While the above describes the microfluidic device 100, 200 for performing salinity measurements, it is understood that any suitable molecules, ions and cells can be imprinted to detect and measure a wide variety of suitable targets, such as for performing alkalinity measurements. Furthermore, it is understood that each standalone microstructure of the IP can function independently as a sensing and/or actuator when equipped with sensing materials (e.g., optosensings), or with magnetics (e.g., magnetically controlled microrobots which function as receptors/capturing/sensing units).
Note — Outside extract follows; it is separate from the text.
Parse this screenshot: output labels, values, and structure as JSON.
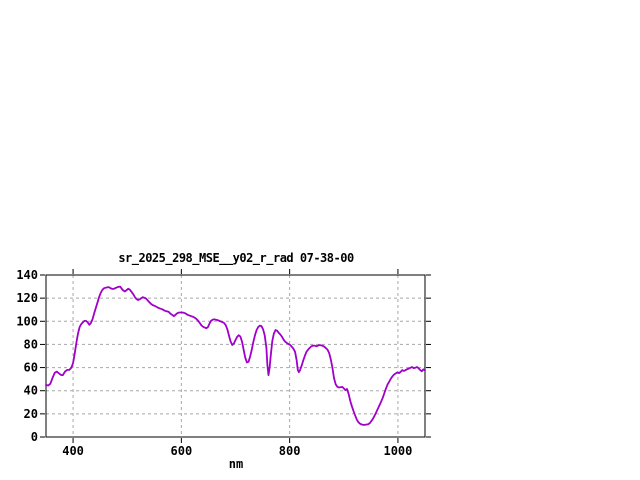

The stand-alone IPs of the present embodiments can be applied to a number of potential applications across a diverse range of sectors; for example, water security, food security, disease diagnostics and treatment, and drug discovery. For example, serving as selective receptors, carriers for pharmaceutical agents, and platforms for controlled release systems. These attributes find relevance in domains such as chemical analysis, environmental monitoring, medical diagnostics, pharmaceutical production, purification processes, and food quality assessment. The standalone multi-compartmental IP microstructures provide significant advancement for sensors and provide cost-effectiveness, heightened sensitivity, targeted detection, and the capability to identify multiple substances simultaneously. Moreover, the IP-based sensors of the present embodiments exhibit resilience to harsh conditions, making them suitable for demanding environments. This property makes them applicable for high-throughput Point-of-Need (PoN) testing, in contexts including environmental monitoring and medical diagnostics. Furthermore, the present embodiments can be used for improved detection of pathogens. The stability of the IP microstructures allows the sensors to detect individual molecules, and even entire pathogens. This capability is valuable for swift and cost-effective pathogen detection, with implications for both environmental monitoring and medical diagnosis.

Although the invention has been described with reference to certain specific embodiments, various modifications thereof will be apparent to those skilled in the art without departing from the spirit and scope of the invention as outlined in the claims appended hereto.